Eine Software, die Zugverspätungen vermeidet. Ein Tee, der Menstruationsbeschwerden lindert. Ein Aquaponik-System, das Gemüseanbau in der Stadt effizient macht. Oder Bluttests, die die Malaria-Diagnose beschleunigen. 57 Geschäftsideen hatten Studierende und Wissenschaftler der vier südwestsächsischen Hochschulen eingereicht beim Wettbewerb "Schicke Ideen" des Gründernetzwerks Saxeed.

Die besten Studenten- und Wissenschaftlerteams durften sich am Montagabend in der Mensa an der Reichenhainer Straße dem Publikum stellen. Drei Minuten hatten sie jeweils Zeit, Hintergründe und Umsetzungschancen ihrer Idee und nicht zuletzt sich selbst als potenzielle Unternehmensgründer zu präsentieren. Ausgereift und zum Teil auch schon erfolgreich im Markt getestet sind die Ideen der Wissenschaftlerteams: Maschinenteile aus Holz wurden hier vorgestellt oder ein textilienbasiertes Wärmesystem für die Schweinezucht waren hier am Start.

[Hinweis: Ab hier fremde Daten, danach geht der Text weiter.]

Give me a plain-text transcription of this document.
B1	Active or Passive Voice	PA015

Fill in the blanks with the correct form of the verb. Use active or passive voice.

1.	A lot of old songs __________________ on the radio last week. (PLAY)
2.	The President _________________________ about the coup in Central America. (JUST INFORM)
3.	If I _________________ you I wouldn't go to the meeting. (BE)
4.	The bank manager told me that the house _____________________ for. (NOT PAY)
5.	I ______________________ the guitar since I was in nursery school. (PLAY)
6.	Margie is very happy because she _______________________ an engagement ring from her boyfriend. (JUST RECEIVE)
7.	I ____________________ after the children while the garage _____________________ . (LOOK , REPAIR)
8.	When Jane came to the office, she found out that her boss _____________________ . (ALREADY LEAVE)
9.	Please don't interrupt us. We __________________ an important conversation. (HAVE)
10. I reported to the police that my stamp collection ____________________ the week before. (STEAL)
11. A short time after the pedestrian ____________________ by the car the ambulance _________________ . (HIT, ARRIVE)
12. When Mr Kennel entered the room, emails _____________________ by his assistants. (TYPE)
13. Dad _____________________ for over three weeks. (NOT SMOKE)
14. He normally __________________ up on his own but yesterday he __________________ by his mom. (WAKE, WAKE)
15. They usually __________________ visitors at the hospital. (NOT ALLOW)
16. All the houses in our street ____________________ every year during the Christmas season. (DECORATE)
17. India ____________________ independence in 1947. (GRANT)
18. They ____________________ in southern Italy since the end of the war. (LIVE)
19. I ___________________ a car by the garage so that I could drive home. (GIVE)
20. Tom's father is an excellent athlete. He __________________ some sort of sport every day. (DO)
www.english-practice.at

Durchgesetzt hat sich schließlich das Team VisVantage mit Christian Günther, Daniel Pietschmann und Martin Schulze. Die Wissenschaftler von der TU Chemnitz wollen Verkehrsströme visualisieren und so Verkehrsplanern bei Zug-Unternehmen oder Fluggesellschaften die Arbeit erleichtern: Störungen im Verkehrsablauf und ihre Auswirkungen auf die Pünktlichkeit der Fahrzeuge sollen so schneller erkannt werden.

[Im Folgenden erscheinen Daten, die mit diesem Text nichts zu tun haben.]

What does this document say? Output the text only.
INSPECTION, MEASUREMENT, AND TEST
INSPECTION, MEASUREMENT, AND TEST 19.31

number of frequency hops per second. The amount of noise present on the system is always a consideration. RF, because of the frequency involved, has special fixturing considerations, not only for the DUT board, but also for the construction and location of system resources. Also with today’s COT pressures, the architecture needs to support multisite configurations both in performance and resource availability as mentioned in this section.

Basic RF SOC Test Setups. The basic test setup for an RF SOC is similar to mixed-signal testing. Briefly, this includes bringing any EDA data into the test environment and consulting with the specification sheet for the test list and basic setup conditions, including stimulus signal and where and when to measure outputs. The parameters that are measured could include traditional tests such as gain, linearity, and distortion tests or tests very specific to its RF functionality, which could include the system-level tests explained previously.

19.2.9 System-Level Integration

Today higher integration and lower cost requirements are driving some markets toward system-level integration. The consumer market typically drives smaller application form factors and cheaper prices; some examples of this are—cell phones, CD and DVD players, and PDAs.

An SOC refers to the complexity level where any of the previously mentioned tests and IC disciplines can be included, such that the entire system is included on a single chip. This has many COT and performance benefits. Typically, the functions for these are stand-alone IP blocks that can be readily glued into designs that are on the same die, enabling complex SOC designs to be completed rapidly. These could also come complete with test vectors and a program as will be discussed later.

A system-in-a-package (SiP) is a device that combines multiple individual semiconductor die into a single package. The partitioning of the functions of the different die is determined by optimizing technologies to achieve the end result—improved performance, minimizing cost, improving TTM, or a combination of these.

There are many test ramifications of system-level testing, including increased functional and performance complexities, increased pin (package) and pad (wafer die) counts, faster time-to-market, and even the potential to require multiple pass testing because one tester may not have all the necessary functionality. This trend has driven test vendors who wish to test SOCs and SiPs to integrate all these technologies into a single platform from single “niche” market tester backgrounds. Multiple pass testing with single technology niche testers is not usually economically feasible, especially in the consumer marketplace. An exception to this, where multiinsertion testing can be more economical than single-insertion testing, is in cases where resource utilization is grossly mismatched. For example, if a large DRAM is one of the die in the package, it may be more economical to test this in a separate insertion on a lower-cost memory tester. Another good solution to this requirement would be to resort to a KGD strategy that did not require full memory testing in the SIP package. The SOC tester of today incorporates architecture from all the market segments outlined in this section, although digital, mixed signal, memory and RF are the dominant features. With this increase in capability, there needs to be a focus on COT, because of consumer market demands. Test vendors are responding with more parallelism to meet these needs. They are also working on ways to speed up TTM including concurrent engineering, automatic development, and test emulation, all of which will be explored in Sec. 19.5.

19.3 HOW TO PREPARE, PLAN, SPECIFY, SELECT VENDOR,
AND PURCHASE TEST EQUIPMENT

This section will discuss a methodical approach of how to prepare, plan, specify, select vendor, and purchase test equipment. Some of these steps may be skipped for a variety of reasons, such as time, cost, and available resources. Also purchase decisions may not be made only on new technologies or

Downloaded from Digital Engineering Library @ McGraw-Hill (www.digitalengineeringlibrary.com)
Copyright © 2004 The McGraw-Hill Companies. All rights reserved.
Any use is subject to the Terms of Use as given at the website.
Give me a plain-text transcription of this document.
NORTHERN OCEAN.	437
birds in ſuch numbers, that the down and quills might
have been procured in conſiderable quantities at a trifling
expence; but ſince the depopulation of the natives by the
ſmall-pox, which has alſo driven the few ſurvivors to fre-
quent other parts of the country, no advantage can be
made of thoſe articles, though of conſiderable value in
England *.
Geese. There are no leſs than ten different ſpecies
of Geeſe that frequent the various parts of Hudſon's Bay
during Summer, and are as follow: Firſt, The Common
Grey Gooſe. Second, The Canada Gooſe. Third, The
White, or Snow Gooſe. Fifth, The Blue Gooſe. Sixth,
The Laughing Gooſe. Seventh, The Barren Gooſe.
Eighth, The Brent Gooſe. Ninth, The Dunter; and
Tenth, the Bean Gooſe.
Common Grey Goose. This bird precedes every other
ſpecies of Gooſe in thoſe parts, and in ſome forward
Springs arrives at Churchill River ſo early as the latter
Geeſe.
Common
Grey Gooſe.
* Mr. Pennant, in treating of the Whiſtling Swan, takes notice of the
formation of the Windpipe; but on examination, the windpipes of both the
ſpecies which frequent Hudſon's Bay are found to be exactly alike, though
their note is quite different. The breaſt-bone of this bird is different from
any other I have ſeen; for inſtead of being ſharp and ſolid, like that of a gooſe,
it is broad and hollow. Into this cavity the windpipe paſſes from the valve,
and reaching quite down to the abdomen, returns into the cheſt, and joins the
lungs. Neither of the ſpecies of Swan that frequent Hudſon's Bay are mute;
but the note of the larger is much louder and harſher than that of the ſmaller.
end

In der Gruppe der Studierenden gewann John-Henning Peper, ebenfalls von der TU Chemnitz: Der Wirtschaftswissenschaftler überzeugte die Live-Jury und das Publikum mit seiner Idee für standardisierte Hilfscontainer. Sie sollen in Katastrophengebieten schnell für Energie, Kommunikationsmöglichkeiten und frisches Wasser sorgen - und so die Hilfskräfte bei ihrer Arbeit unterstützen. "Er war schon immer ein Tüftler", war Pepers Vater, extra aus Norddeutschland angereist, sichtlich stolz. Der Sohn versprach: "Ich werde die Idee weiterentwickeln. Der Plan für die nächsten Monate steht."